救急車のサイレンの音は何とも気になるものです.胸がしめつけられるような音ではなく、もう少し柔らかな優しい音にならないかなとは思います。しかし遠方まで音が達し、道路通行中の他の自動車に警告を与えるためには仕方のない事なのでしょうか?

開業以来,平均して年間200回の救急車の来院があります.開業13年で2,000回以上……なかには色々の想い出があります、充分に対応出来て、患者さんにも喜ばれた時は、自らも充実感を覚えたものです。一方では来院時すでに亡くなられていた方も多数ありました.

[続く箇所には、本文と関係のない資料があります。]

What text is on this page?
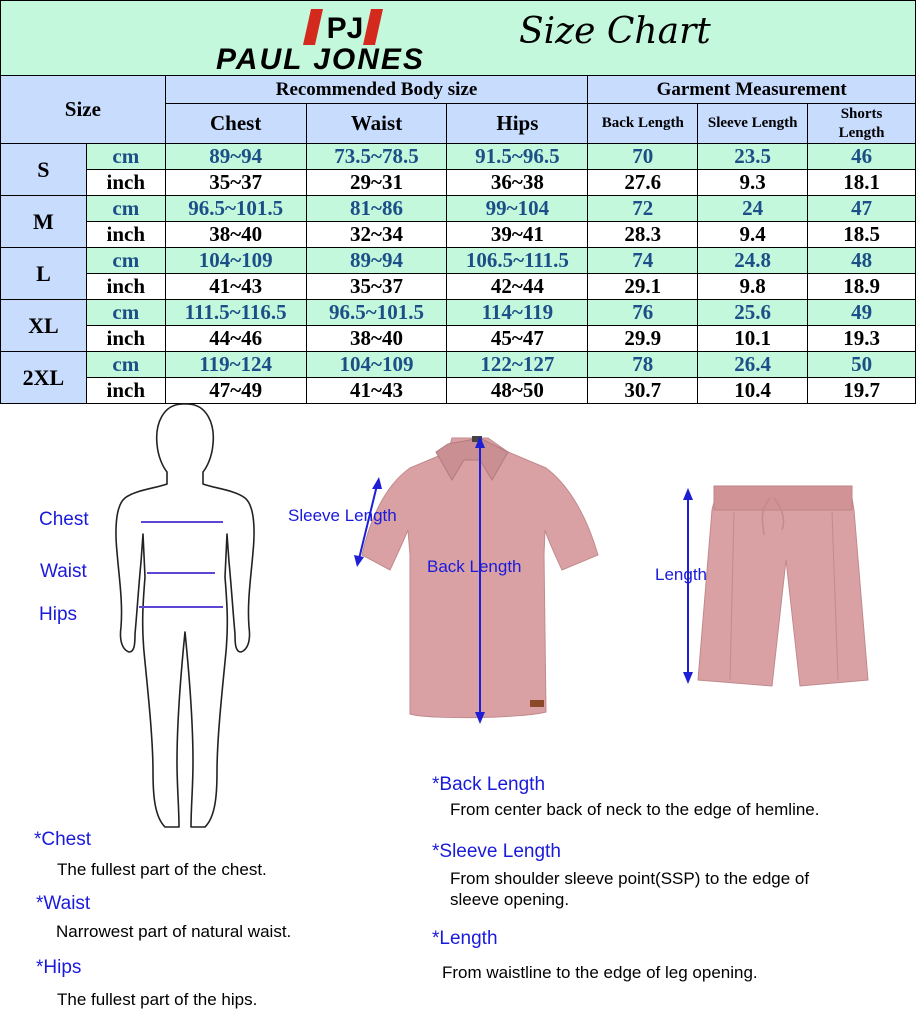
PJ
PAUL JONES
Size Chart
Size		Recommended Body size			Garment Measurement		
		Chest	Waist	Hips	Back Length	Sleeve Length	Shorts
Length
S	cm	89~94	73.5~78.5	91.5~96.5	70	23.5	46
	inch	35~37	29~31	36~38	27.6	9.3	18.1
M	cm	96.5~101.5	81~86	99~104	72	24	47
	inch	38~40	32~34	39~41	28.3	9.4	18.5
L	cm	104~109	89~94	106.5~111.5	74	24.8	48
	inch	41~43	35~37	42~44	29.1	9.8	18.9
XL	cm	111.5~116.5	96.5~101.5	114~119	76	25.6	49
	inch	44~46	38~40	45~47	29.9	10.1	19.3
2XL	cm	119~124	104~109	122~127	78	26.4	50
	inch	47~49	41~43	48~50	30.7	10.4	19.7
Chest
Waist
Hips
Sleeve Length
Back Length	Length
*Chest
The fullest part of the chest.
*Waist
Narrowest part of natural waist.
*Hips
The fullest part of the hips.
*Back Length
From center back of neck to the edge of hemline.
*Sleeve Length
From shoulder sleeve point(SSP) to the edge of
sleeve opening.
*Length
From waistline to the edge of leg opening.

小学一年生の脾臓破裂の女の子が来院、みるみるうちに悪化し、緊急手術をすべく日赤病院に救急車で搬送しました.救急車に同乗している時は、親と共に早く病院に到着するよう気があせったものでした、直ちに手術室に搬送し、輸血開始、雑事の手伝いをしながら、開腹、脾臓摘出が無事済んで、救命確実なことを見届けて帰院した事もあります.

このように苦労と時間をかけても、特に苦痛を感ずる事は一度もありません.しかし、救急車で来院する方の中には腹立たしくなる場合もあるのです。酔っていばって治療に協力していただけない場合です.名前を聞いても答えず、家族さえ呼ぶことも出来ない訳です.運悪く、このような時は深夜になることが多いのです,やはり酒はほどほどにしていただきたいと思います。

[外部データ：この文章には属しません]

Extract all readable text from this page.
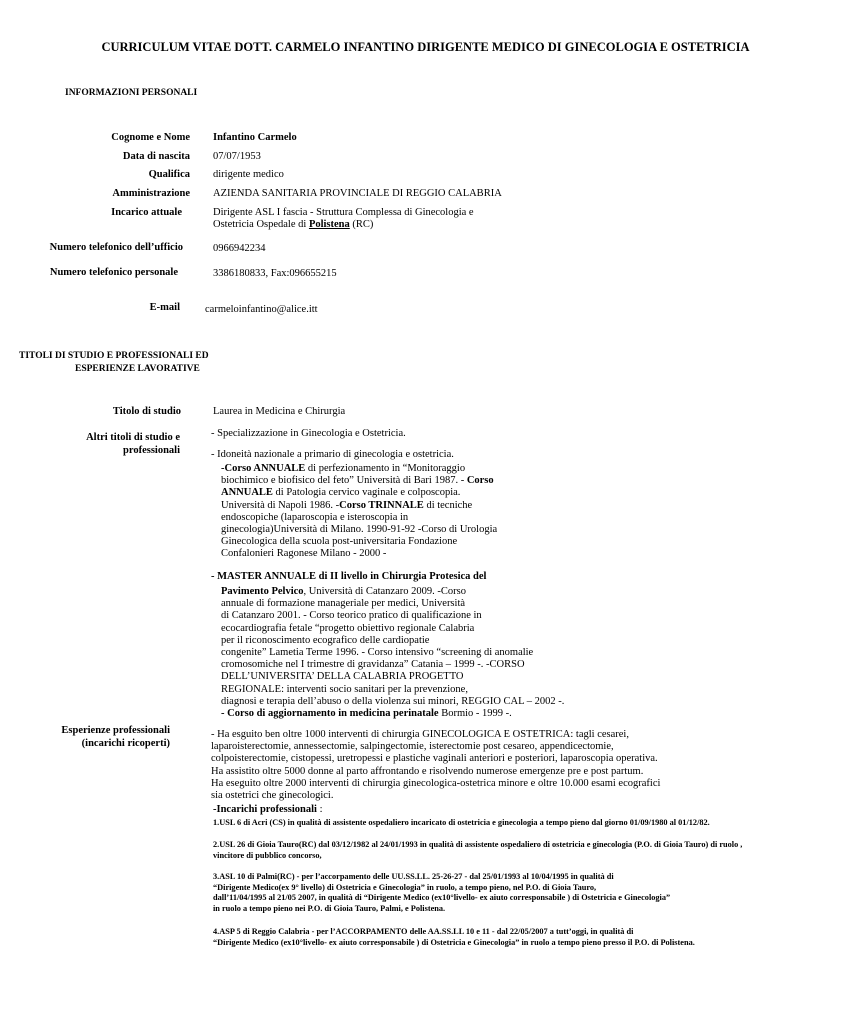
CURRICULUM VITAE DOTT. CARMELO INFANTINO DIRIGENTE MEDICO DI GINECOLOGIA E OSTETRICIA
INFORMAZIONI PERSONALI
Cognome e Nome Infantino Carmelo
Data di nascita 07/07/1953
Qualifica dirigente medico
Amministrazione AZIENDA SANITARIA PROVINCIALE DI REGGIO CALABRIA
Incarico attuale	Dirigente ASL I fascia - Struttura Complessa di Ginecologia e
Ostetricia Ospedale di Polistena (RC)
Numero telefonico dell’ufficio	0966942234
Numero telefonico personale	3386180833, Fax:096655215
E-mail carmeloinfantino@alice.itt
TITOLI DI STUDIO E PROFESSIONALI ED
ESPERIENZE LAVORATIVE
Titolo di studio	Laurea in Medicina e Chirurgia
Altri titoli di studio e
professionali
- Specializzazione in Ginecologia e Ostetricia.
- Idoneità nazionale a primario di ginecologia e ostetricia.
-Corso ANNUALE di perfezionamento in “Monitoraggio
biochimico e biofisico del feto” Università di Bari 1987. - Corso
ANNUALE di Patologia cervico vaginale e colposcopia.
Università di Napoli 1986. -Corso TRINNALE di tecniche
endoscopiche (laparoscopia e isteroscopia in
ginecologia)Università di Milano. 1990-91-92 -Corso di Urologia
Ginecologica della scuola post-universitaria Fondazione
Confalonieri Ragonese Milano - 2000 -
- MASTER ANNUALE di II livello in Chirurgia Protesica del
Pavimento Pelvico, Università di Catanzaro 2009. -Corso
annuale di formazione manageriale per medici, Università
di Catanzaro 2001. - Corso teorico pratico di qualificazione in
ecocardiografia fetale “progetto obiettivo regionale Calabria
per il riconoscimento ecografico delle cardiopatie
congenite” Lametia Terme 1996. - Corso intensivo “screening di anomalie
cromosomiche nel I trimestre di gravidanza” Catania – 1999 -. -CORSO
DELL’UNIVERSITA’ DELLA CALABRIA PROGETTO
REGIONALE: interventi socio sanitari per la prevenzione,
diagnosi e terapia dell’abuso o della violenza sui minori, REGGIO CAL – 2002 -.
- Corso di aggiornamento in medicina perinatale Bormio - 1999 -.
Esperienze professionali
(incarichi ricoperti)
- Ha esguito ben oltre 1000 interventi di chirurgia GINECOLOGICA E OSTETRICA: tagli cesarei,
laparoisterectomie, annessectomie, salpingectomie, isterectomie post cesareo, appendicectomie,
colpoisterectomie, cistopessi, uretropessi e plastiche vaginali anteriori e posteriori, laparoscopia operativa.
Ha assistito oltre 5000 donne al parto affrontando e risolvendo numerose emergenze pre e post partum.
Ha eseguito oltre 2000 interventi di chirurgia ginecologica-ostetrica minore e oltre 10.000 esami ecografici
sia ostetrici che ginecologici.
-Incarichi professionali :
1.USL 6 di Acri (CS) in qualità di assistente ospedaliero incaricato di ostetricia e ginecologia a tempo pieno dal giorno 01/09/1980 al 01/12/82.
2.USL 26 di Gioia Tauro(RC) dal 03/12/1982 al 24/01/1993 in qualità di assistente ospedaliero di ostetricia e ginecologia (P.O. di Gioia Tauro) di ruolo ,
vincitore di pubblico concorso,
3.ASL 10 di Palmi(RC) - per l’accorpamento delle UU.SS.LL. 25-26-27 - dal 25/01/1993 al 10/04/1995 in qualità di
“Dirigente Medico(ex 9° livello) di Ostetricia e Ginecologia” in ruolo, a tempo pieno, nel P.O. di Gioia Tauro,
dall’11/04/1995 al 21/05 2007, in qualità di “Dirigente Medico (ex10°livello- ex aiuto corresponsabile ) di Ostetricia e Ginecologia”
in ruolo a tempo pieno nei P.O. di Gioia Tauro, Palmi, e Polistena.
4.ASP 5 di Reggio Calabria - per l’ACCORPAMENTO delle AA.SS.LL 10 e 11 - dal 22/05/2007 a tutt’oggi, in qualità di
“Dirigente Medico (ex10°livello- ex aiuto corresponsabile ) di Ostetricia e Ginecologia” in ruolo a tempo pieno presso il P.O. di Polistena.
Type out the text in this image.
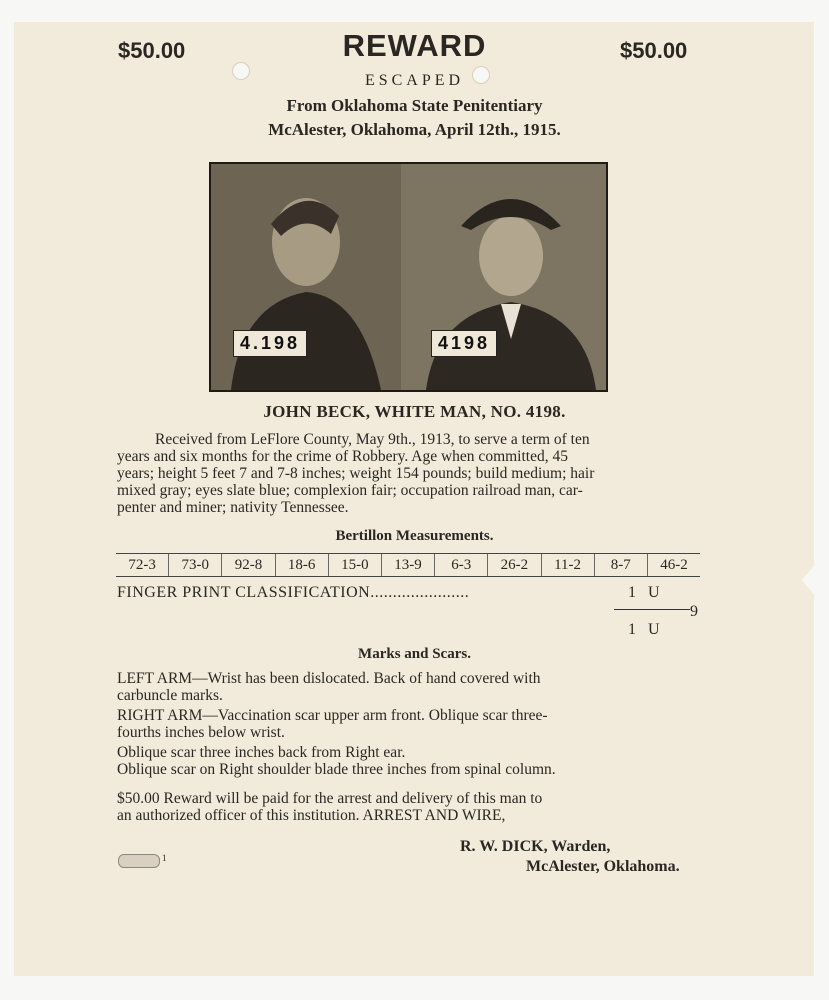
$50.00	$50.00
REWARD
ESCAPED
From Oklahoma State Penitentiary
McAlester, Oklahoma, April 12th., 1915.
4.198	4198
JOHN BECK, WHITE MAN, NO. 4198.
Received from LeFlore County, May 9th., 1913, to serve a term of ten
years and six months for the crime of Robbery. Age when committed, 45
years; height 5 feet 7 and 7-8 inches; weight 154 pounds; build medium; hair
mixed gray; eyes slate blue; complexion fair; occupation railroad man, car-
penter and miner; nativity Tennessee.
Bertillon Measurements.
72-3	73-0	92-8	18-6	15-0	13-9	6-3	26-2	11-2	8-7	46-2
FINGER PRINT CLASSIFICATION......................	1   U
9
1   U
Marks and Scars.
LEFT ARM—Wrist has been dislocated. Back of hand covered with
carbuncle marks.
RIGHT ARM—Vaccination scar upper arm front. Oblique scar three-
fourths inches below wrist.
Oblique scar three inches back from Right ear.
Oblique scar on Right shoulder blade three inches from spinal column.
$50.00 Reward will be paid for the arrest and delivery of this man to
an authorized officer of this institution. ARREST AND WIRE,
R. W. DICK, Warden,
McAlester, Oklahoma.
1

老人の方や深酒をする可能性のある方は、身分を明らかにする身分証明書、名刺、医院の受診券などを常に携帯していると診察する身にとっては非常に便利だと考えます.

さて、救急車で来院する方の中には、その必要性のなかった人も多数あります.単純な手足の切り傷や、軽い頭部打撲の場合です.驚きあわてたか、医院まで連れて来てくれる人が見付からなかった等の理由です.この位はまだ許せる範囲です、一人暮らしの方が早朝道路に出て公衆電話をかけ、救急車をタクシー代わりにして来院したこともあります,早朝といっても五時前.眠い眼をこすり診察すると、下肢の数日前の古い傷でした.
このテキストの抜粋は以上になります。